Quarterback Nate Davis' description of the postgame mosh pit: "It was very exciting, but boy, it was hectic out there."
Running back MiQuale Lewis said he began the postgame celebration at midfield and wound up being carried by the mob into the end zone.
"I dropped my helmet twice," Lewis said. "Dropped my mouthpiece twice."
Lewis was especially endangered in the wild scene, given his 5-foot-6 stature. The talented, confident Davis is the face of Ball State football, but Lewis is its soul.
The product of nearby Fort Wayne is the poster boy Cardinal: He was never recruited seriously by any other FBS schools. Too short, he heard a thousand times. Like the rest of the program, the junior took his lumps the past two years. He played in four games as a freshman before injury knocked him out for the year, and six games last year.

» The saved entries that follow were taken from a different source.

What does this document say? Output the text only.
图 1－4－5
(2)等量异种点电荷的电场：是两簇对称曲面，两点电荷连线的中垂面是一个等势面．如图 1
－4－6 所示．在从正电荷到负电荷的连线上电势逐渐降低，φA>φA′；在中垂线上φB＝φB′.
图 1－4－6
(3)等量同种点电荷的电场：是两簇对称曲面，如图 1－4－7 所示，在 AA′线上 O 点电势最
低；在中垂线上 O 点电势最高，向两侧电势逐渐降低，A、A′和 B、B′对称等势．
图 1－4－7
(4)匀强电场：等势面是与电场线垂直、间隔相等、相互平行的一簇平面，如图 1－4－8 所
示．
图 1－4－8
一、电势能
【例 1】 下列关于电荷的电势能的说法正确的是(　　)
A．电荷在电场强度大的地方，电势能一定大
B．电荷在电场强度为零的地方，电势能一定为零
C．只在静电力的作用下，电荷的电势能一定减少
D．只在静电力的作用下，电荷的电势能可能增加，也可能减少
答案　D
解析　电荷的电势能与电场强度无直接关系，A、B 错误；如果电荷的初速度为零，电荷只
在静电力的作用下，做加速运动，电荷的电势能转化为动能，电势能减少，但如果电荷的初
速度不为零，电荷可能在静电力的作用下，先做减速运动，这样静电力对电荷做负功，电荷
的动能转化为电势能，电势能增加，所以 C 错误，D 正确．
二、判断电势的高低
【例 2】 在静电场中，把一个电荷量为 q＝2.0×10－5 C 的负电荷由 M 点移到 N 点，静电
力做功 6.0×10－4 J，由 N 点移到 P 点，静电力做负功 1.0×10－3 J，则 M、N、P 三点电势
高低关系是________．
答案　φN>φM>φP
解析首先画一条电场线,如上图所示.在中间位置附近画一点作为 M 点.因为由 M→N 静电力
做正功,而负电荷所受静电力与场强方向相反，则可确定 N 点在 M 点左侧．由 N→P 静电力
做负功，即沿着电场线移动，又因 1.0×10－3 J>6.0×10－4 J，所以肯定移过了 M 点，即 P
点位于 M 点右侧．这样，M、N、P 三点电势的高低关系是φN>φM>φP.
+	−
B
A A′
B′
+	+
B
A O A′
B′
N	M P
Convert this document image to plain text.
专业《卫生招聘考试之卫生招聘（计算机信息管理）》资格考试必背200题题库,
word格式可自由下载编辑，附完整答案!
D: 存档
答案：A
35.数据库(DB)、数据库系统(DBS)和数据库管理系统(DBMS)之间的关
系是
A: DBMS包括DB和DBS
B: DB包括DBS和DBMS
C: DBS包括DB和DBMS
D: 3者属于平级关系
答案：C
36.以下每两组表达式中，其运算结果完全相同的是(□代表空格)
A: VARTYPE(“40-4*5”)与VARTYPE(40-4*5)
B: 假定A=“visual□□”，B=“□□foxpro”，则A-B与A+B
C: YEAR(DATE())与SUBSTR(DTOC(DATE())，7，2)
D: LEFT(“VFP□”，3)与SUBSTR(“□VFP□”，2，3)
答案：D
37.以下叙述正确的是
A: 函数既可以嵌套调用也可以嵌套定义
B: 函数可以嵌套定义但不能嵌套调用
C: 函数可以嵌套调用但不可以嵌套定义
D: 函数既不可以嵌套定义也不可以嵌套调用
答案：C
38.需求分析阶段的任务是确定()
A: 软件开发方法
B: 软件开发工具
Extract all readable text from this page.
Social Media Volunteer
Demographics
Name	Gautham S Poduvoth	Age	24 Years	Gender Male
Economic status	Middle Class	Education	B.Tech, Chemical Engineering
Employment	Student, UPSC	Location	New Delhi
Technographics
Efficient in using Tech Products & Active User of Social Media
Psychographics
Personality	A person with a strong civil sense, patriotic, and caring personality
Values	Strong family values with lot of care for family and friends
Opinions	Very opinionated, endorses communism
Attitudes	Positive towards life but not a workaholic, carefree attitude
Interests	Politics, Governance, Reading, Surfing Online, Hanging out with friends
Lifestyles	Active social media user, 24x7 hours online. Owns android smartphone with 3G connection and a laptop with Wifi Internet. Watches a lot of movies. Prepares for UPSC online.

Now, in this kismet-kissed season, Lewis is a breakout star. His 20 rushing touchdowns is a single-season school record, and he's 49 yards away from setting the single-season rushing record (he has 1,570).
Lewis is one of the many players who have stepped forward when Ball State's biggest game-breaker, receiver Dante Love, was nearly paralyzed by a career-ending hit against Indiana. It's a touching tribute to the Cardinals' resilience and togetherness that they have not just survived the loss of a great player, they've thrived. Love is an inspiration.
He is no longer in uniform, but he's still a vital Cardinal. He walked out arm-in-arm with teammates Dan Gerberry and Brandon Crawford for the pregame coin toss, then sat in the press box with the coaches during the game. Late in the contest, the student section chanted Love's name.
"We've got to be thankful," Hoke said. "We got one guy that football is not part of his life. That's a guy we play for."
Nobody in red is playing better than Davis, the quarterback who helped bring half a dozen NFL scouts to the stadium Tuesday night. Davis showcased a sizzling arm, deft touch, swift feet (he ran for 64 yards) and a cat burglar's confidence on third downs. Several times he broke Western Michigan's back on third-and-long with stellar throws or savvy scrambles, on his way to 337 yards of total offense.
"He didn't make us look real good a could times there," Western Michigan coach Bill Cubit said.
That's a big reason why, even when West Virginia came calling late, Davis stuck with Ball State.
"Coach Parrish," Davis' brother Jose said, as an explanation for how Nate wound up in Muncie. "He stuck with him, and he sold the NFL. He coached a lot of guys in the NFL, and he has an NFL system."
Parrish is part of a grizzled staff -- the average college experience for Hoke and his nine full-time assistants is 21 years. They've seen it all, which is perhaps why Ball State is the least-penalized team in the nation and is tied for third in fewest giveaways with 10.
"They don't make a lot of mistakes," Cubit said, and the proof was on the stat sheet Tuesday night: zero turnovers, 5 penalty yards.
That goes back to Hoke, whose self-described tunnel vision has trickled down to his players. The Lloyd Carr disciple (his cadence is even similar to Carr's) has programmed his players to think short term and to think and speak in plural possessives. In fact, one sign on the offensive meeting room reads:
Which was fitting Tuesday night. This was a we-us-ours night for Ball State, for a program that has never experienced anything close to this level of success and attendant euphoria. Even the futile "BCS! BCS! BCS!" cheer late in the game lacked any real ardor.
They know the deal. And given their history, they'll gladly take the deal as it's currently presented.
"That's not what counts," said Erdley, the Touchdown Panda, of the impending BCS bowl snub. "They made this happen without any of that mattering. We'll take whatever bowl we get in, and we'll win that, too."